Among a slew of environmental and safety concerns, the Harborwood Shores Property Owners Association — a group of 31 people who own property next to the shipyard — raised concerns over Safe Harbor Marina’s original application that claimed it owned a 0.14-mile stretch of Harbor Road just north of Chateaugay Road.
“The first time that this road was ever marked as private property conclusively was with the engineering construction drawings that were submitted with the shipyard,” association member Annemarie Curley said at the selectboard meeting last week. “We haven’t seen any of the material that actually backs up how they arrived at that decision.”
Although several decades of history claim that portion as a town road, town manager Matt Lawless said that the oldest property transaction from 1828 shows it may have not always been this way.
“The oldest historical argument that could be made on the shipyard’s behalf is to stick with the original survey from 1828,” he said.
A more recent 1966 case involving the town and the shipyard found that the public status of Harbor Road was never contested.
Lawless said the town’s legal counsel explained that since the town has been plowing and striping and maintaining this road for many years, as far up as the current gate of the shipyard, the road could be considered a de facto public highway.
“That is reflected in the current state highway maps. Every year we get a map from the state confirming the town road system, and it does go all the way out around that hook and has for several decades, to the 1960s at least,” he said.
Some neighbors fear that should the road become a private drive, cars will be forced to turn down Chateaugay Road, creating unnecessary increased traffic flow and safety hazards for the nearby neighborhood.
“One of my chief concerns is that because of the car dealerships on Shelburne Road, everyone loves to test drive their car right down to the end of Shelburne Point and now they’re going to test drive it right through our neighborhood,” former homeowner association member Mary Kehoe said. “It’s just not safe to have everybody turn down our neighborhood.”

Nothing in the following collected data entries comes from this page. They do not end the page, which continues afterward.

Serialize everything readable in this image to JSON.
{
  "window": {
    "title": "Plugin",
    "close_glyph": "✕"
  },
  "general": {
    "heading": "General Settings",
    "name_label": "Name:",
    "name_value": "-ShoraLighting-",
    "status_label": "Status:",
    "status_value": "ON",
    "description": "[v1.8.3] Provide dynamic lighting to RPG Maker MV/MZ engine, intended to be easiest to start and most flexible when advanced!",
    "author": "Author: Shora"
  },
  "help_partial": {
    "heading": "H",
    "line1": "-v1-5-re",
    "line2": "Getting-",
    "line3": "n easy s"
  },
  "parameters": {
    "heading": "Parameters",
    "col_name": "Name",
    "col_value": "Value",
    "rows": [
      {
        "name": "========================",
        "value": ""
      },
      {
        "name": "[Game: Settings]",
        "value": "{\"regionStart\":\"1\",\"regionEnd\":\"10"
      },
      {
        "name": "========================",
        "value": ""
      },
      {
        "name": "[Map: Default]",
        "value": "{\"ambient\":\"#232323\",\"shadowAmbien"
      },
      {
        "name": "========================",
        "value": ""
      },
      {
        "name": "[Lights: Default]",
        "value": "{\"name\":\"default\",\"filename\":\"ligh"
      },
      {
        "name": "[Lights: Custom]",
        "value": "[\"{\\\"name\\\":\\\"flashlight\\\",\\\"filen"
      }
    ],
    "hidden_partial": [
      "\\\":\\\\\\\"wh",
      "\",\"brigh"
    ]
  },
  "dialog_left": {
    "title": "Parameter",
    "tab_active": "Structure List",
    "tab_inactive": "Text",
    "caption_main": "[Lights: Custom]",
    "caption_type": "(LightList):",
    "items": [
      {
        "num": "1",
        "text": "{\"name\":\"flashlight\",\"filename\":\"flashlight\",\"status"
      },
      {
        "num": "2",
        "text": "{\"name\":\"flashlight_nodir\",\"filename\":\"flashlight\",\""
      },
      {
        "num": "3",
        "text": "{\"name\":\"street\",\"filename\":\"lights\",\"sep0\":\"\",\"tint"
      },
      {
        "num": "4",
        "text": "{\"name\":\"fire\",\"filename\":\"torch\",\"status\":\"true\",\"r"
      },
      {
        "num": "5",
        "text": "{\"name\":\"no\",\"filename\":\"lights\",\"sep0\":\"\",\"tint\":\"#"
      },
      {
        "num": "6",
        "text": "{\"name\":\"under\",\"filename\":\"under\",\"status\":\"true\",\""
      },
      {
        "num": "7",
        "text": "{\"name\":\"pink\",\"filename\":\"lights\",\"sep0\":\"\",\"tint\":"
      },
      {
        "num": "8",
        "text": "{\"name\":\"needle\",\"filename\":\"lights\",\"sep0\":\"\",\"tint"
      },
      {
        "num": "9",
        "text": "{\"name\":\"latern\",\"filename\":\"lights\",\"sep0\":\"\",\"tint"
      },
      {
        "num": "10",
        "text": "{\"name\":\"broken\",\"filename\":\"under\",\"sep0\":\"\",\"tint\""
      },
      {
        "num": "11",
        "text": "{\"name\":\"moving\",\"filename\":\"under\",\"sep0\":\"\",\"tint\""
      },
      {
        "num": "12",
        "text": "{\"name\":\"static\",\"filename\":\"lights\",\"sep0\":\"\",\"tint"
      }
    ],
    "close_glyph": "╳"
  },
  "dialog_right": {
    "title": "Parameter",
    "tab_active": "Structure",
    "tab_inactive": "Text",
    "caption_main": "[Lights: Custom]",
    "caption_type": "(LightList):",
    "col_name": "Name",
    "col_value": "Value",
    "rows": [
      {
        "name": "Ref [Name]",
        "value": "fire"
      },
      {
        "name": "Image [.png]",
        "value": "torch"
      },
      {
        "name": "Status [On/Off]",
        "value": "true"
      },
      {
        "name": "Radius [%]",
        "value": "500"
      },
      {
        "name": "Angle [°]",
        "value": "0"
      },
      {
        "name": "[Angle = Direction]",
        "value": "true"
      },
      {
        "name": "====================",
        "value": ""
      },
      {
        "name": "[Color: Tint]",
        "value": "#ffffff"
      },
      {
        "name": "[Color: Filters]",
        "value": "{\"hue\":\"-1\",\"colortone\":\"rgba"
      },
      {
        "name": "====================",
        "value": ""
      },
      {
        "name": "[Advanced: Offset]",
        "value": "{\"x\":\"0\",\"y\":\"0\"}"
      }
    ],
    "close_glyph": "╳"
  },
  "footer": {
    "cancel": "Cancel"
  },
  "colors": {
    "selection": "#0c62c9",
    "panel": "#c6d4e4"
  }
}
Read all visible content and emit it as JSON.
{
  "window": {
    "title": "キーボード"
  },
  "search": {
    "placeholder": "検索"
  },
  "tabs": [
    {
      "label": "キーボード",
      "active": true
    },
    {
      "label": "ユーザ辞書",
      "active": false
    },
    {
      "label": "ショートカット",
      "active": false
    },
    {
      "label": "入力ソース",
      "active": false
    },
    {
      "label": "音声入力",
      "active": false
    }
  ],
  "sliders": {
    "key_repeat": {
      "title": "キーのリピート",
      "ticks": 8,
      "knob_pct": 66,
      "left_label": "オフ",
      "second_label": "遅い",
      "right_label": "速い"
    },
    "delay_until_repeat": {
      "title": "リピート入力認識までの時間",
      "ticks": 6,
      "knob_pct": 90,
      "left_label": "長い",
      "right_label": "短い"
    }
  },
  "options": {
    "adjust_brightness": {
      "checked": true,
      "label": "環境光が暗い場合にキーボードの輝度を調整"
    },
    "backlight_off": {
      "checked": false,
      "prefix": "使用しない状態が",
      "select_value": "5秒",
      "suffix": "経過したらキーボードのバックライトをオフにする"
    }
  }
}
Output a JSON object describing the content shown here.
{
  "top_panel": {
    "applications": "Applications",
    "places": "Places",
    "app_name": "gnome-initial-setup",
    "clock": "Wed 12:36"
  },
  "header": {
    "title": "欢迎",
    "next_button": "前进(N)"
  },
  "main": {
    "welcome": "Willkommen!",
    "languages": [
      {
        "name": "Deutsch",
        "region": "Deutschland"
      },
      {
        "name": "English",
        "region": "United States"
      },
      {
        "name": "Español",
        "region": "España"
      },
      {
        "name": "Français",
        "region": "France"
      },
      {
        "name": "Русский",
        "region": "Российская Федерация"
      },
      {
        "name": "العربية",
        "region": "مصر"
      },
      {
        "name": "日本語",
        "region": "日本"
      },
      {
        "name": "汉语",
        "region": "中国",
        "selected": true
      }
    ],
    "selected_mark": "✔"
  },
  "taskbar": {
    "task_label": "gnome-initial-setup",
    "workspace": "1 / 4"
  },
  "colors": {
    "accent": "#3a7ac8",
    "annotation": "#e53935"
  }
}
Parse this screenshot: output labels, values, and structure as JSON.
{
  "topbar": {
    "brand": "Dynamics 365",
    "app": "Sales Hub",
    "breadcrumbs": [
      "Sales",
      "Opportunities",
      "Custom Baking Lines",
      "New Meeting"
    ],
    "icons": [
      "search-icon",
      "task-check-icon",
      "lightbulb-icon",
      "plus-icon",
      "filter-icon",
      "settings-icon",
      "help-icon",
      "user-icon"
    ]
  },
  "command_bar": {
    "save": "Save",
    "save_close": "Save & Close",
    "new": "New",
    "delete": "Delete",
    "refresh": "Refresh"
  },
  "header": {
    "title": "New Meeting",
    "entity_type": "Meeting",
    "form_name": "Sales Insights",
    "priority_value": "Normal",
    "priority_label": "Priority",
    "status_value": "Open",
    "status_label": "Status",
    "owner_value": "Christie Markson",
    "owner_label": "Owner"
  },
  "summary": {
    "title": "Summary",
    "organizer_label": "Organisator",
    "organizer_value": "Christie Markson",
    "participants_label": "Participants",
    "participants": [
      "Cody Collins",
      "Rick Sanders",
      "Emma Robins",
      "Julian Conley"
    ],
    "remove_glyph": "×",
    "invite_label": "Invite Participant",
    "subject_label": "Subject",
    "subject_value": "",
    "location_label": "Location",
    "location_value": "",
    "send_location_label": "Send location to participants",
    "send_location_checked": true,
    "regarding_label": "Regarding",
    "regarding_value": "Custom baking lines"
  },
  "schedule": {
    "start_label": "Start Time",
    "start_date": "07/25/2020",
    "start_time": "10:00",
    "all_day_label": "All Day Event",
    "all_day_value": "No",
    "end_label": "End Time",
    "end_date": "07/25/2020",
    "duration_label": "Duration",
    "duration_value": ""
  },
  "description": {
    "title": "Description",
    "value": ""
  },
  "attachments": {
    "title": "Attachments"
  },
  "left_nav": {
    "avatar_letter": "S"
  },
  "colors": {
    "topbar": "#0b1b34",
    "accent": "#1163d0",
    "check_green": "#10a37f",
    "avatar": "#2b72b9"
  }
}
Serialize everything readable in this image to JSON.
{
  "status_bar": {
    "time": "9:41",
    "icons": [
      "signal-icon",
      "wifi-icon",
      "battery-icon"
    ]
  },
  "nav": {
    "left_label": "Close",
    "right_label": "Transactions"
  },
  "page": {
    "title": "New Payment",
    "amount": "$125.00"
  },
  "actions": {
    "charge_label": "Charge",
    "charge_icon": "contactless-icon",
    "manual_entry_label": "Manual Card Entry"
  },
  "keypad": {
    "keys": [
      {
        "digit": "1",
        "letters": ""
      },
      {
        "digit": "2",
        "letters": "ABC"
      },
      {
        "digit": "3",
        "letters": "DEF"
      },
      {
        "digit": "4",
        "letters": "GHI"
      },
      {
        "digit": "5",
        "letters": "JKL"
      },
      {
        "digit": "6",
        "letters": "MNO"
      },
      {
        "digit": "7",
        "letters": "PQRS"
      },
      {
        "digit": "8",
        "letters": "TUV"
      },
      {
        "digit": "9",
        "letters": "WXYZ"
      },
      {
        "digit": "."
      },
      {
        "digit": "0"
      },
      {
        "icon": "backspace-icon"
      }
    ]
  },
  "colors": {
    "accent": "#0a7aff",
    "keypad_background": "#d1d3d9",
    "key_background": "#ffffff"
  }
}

Paul Goodrich, the town’s superintendent for over 50 years, is in favor of the property transfer and sees the use of town resources to maintain this potentially private road as a significant liability and waste of time.
“We’ve been plowing it, we did everything down there from day one,” said Goodrich. “There’s a lot of liability sitting down there for the town of Shelburne right now.”
He explained that the seawall on the beach just off Harbor Road is “ready to cave in,” and when it inevitably does, “that isn’t a 50-cent project, it’s millions,” he said. “The best thing (the town) can do now is let the shipyard own it immediately. As a taxpayer, I am a little upset that this wasn’t taken care of before.”
Mark Lurvey, general manager of the Shipyard, wasn’t at the meeting, but Goodrich said Lurvey and his team are ready to take immediate ownership of the road.
But members of the homeowner’s association said they have also been in communication with Lurvey, and the shipyard is redoing its plans.
“They’re going to keep the existing road and they wanted to keep it as is so that really changes the makeup of the plans and what their intentions were for that area,” Curley said.
Lurvey could not be reached for comment, but development review board coordinator Kit Luster did confirm the original application is still awaiting Act 250 review and has not been withdrawn.
Lawless said that the discussion has not yet reached a point of action, and the selectboard advised him to seek legal guidance on options for a way forward.
“There are all sorts of things they want to do there to develop it,” said homeowner association member Mary Hurley. “If you find that that’s their road, they could shut it down and just make it a pedestrian walk park for their Shipyard. There’s a lot more involved, it’s not just a seawall issue. It’s an issue of proper ownership.”